Freedom of expression in Turkey: the Finnish author who joined me on the deck of a boat on the Bosphorous as I watched the lights on the water. I told her I couldn't seem to escape my own thoughts. "No," she said gently but emphatically, "Your thoughts are the most wonderful thing -- because only you can have them." Then I remember someone gave a presentation about international copyright.

Founding a theater group for Congolese refugee girls in a Nairobi slum: the girls' incredible voices, the girls inventing a song on the spot and harmonizing seamlessly without rehearsing or using a single musical instrument. The heart-lift I'd get upon entering the slum's church compound, finding the girls by following the scraps of song floating above the red tin roofs. Then the importance of safe space for youth in post-conflict zones.

I've feared that my failure to acquire a more immediately applicable skill set -- the admirable fact-focus and research of a journalist, for example, or the sorely needed medical care a doctor offers -- affected negatively what I could offer on the miraculous opportunities I had to be out there. I thought maybe I should know more before going to these places, before coming home and talking about them. But: the term "superpower," the billiard-ball theory in that terrible international relations textbook? I didn't connect to them, didn't fathom their applicability or see them in what I had experienced. Whatever I did know, I concluded, it wasn't anything about foreign policy.

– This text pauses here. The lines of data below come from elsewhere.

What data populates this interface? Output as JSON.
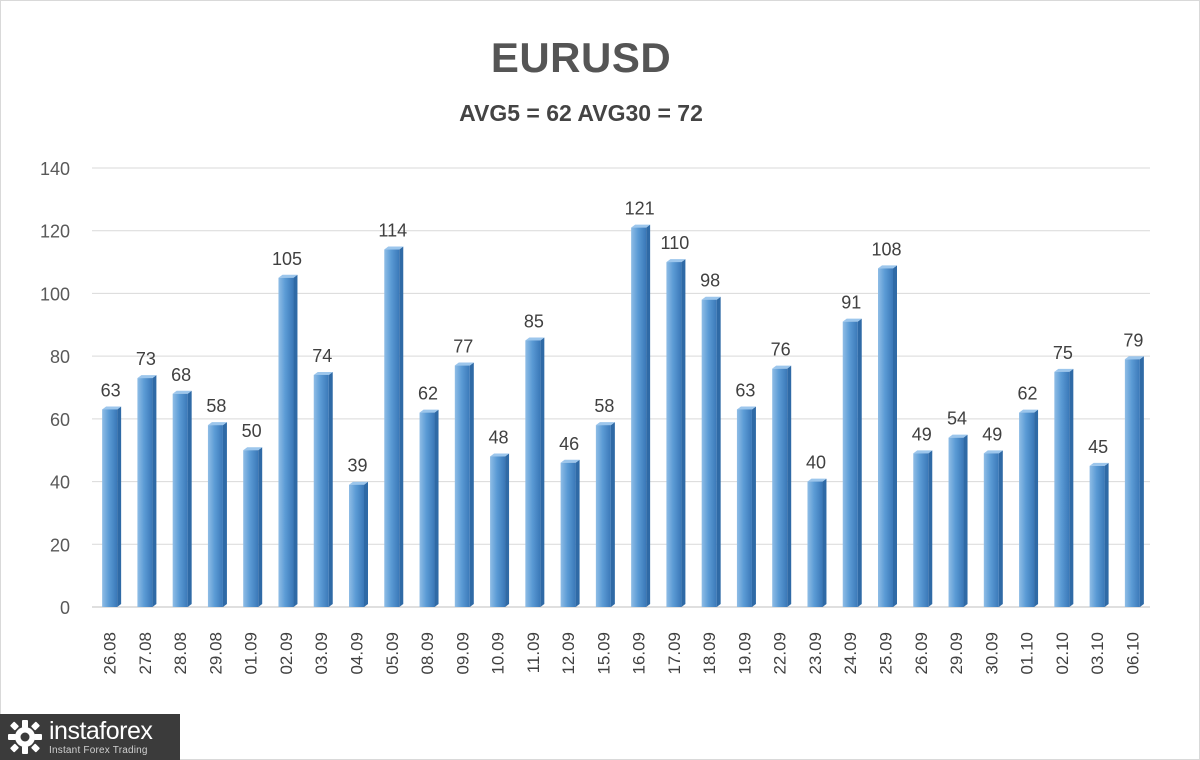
{
  "chart_data": {
    "type": "bar",
    "title": "EURUSD",
    "subtitle": "AVG5 = 62 AVG30 = 72",
    "categories": [
      "26.08",
      "27.08",
      "28.08",
      "29.08",
      "01.09",
      "02.09",
      "03.09",
      "04.09",
      "05.09",
      "08.09",
      "09.09",
      "10.09",
      "11.09",
      "12.09",
      "15.09",
      "16.09",
      "17.09",
      "18.09",
      "19.09",
      "22.09",
      "23.09",
      "24.09",
      "25.09",
      "26.09",
      "29.09",
      "30.09",
      "01.10",
      "02.10",
      "03.10",
      "06.10"
    ],
    "values": [
      63,
      73,
      68,
      58,
      50,
      105,
      74,
      39,
      114,
      62,
      77,
      48,
      85,
      46,
      58,
      121,
      110,
      98,
      63,
      76,
      40,
      91,
      108,
      49,
      54,
      49,
      62,
      75,
      45,
      79
    ],
    "ylim": [
      0,
      140
    ],
    "yticks": [
      0,
      20,
      40,
      60,
      80,
      100,
      120,
      140
    ],
    "grid": true,
    "data_labels": true,
    "bar_color": "#5b9bd5",
    "xlabel": "",
    "ylabel": ""
  },
  "watermark": {
    "name": "instaforex",
    "tagline": "Instant Forex Trading"
  }
}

Then I encountered Slaughter's idea of collaborative power and was reminded of the speech by Pulitzer Prize winner Junot Diaz at last year's conference for the Association of Writers and Writing Programs:
I couldn't read a story, poem, or newspaper where I saw a Dominican kid reflected back in any way. I write to leave mirrors for the future... If a human being grows up in a world without reflections of them, they themselves will grow up to be monsters.

I've wondered for months why this idea of collaborative power meant so much to me. I realized: it's because I can see myself in it. It's a term I find familiar already, somehow; it's a framework I can get behind. I'll leave it to the "discourse-friendly" scholars and seasoned foreign policy veterans to take issue with Slaughter's position (which they do, and Slaughter welcomes the debate) because frankly, I haven't studied enough of the facts to use that lexicon instead of it using me. But could the artist's fidelity to the information of the body, the five senses -- the response to the immediate situation based on intuition and not researched theories -- offer a kind of perspective on and practice of development work that might well fit the 21st century?

It's a century wherein we know so little of what comes ahead, so previous frameworks might not be as relevant; it's one wherein most of what remains of America's potential for international leadership lies in the portable concept that every human has a right to life, liberty and the pursuit of happiness. This concept is a socially enacted one, a sense of belonging (being seen, perhaps) that we must acknowledge as a central need of humanity today: the young, who comprise nearly 50 percent of the Earth's population and 90 percent of whom live in the developing world. Perhaps the concept -- and Slaughter's ideas, and Hillary Clinton's policies, for that matter -- are indeed (gasp!) "soft"... but "soft" are the issues that ultimately make or break the international attitude toward America, since they in turn determine who out of that 50 percent will grow up to want to use "hard" things like bombs, guns, and terrorist tactics because they didn't get stoves, medicine, and schooling. That's what I'd guess, anyway, but who asked me? I didn't study this stuff.